CU begins its final Pac-12 schedule at home against the Washington schools, starting on Dec. 29 against the UW Huskies, before playing the next three games on the road (Arizona, Arizona State, California).

“We’re just taking it based on how his wrist feels,” Boyle said. “It’s going to be based on how that feels and how he responds to treatment and how he responds to rest. That’s really all he can do right now, is rest it and get treatment on it.”

UNC hasn’t played a power conference foe, although the Bears suffered an 83-64 loss at home against Colorado State on Nov. 14. However, Boyle pointed to an overtime win by UNC against Chicago State in the Cancun Challenge on Nov. 21 as evidence of the Bears’ potential. On Wednesday, Chicago State won at No. 25 Northwestern on the same floor where the Wildcats knocked off then-No. 1 Purdue two weeks earlier.
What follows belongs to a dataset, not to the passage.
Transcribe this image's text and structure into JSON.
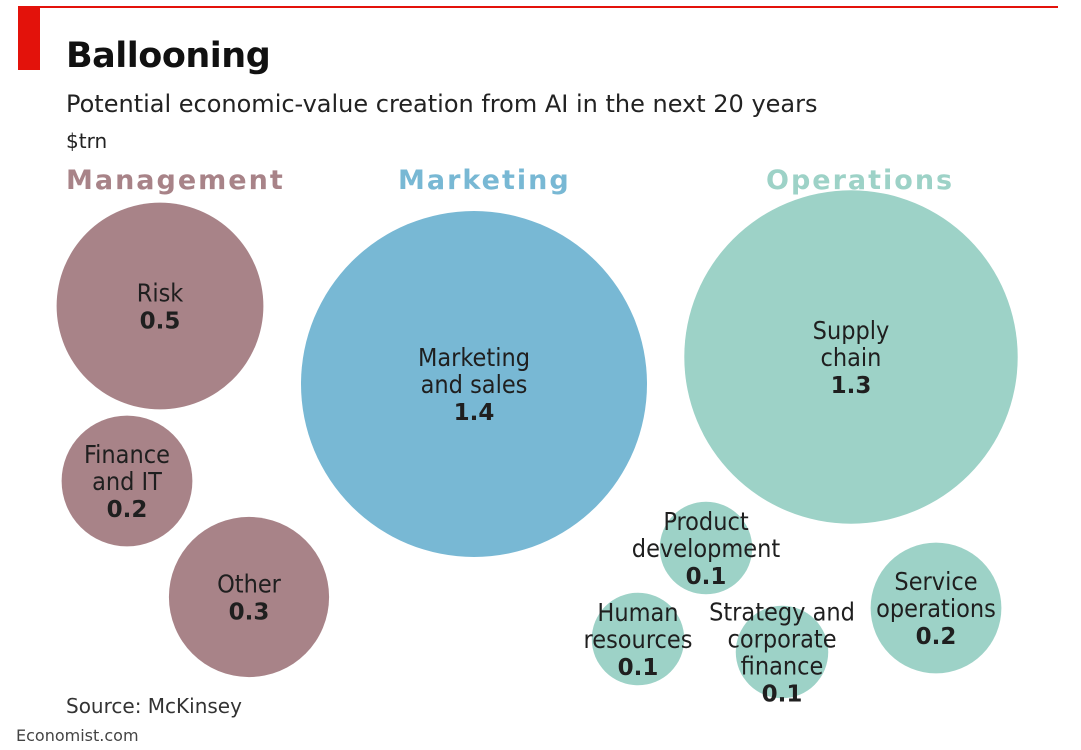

UNC’s top two scorers are transfer newcomers in forward Saint Thomas (Loyola Chicago) and guard Dejour Reaves (Trinidad State) as the Bears continue to adjust to life without former CU guard Daylen Kountz and Dalton Knecht, who opted to play his extra season of eligibility at Tennessee.

“We’ve just got to stay focused,” CU guard Julian Hammond III said. “Every team is doing this right now, so we know that we’re not the only ones. We’ve just got to stay locked-in, because you don’t know what can happen on any given night. We’ve just got to stay prepared, stay ready, and keep working at practice and on our own.”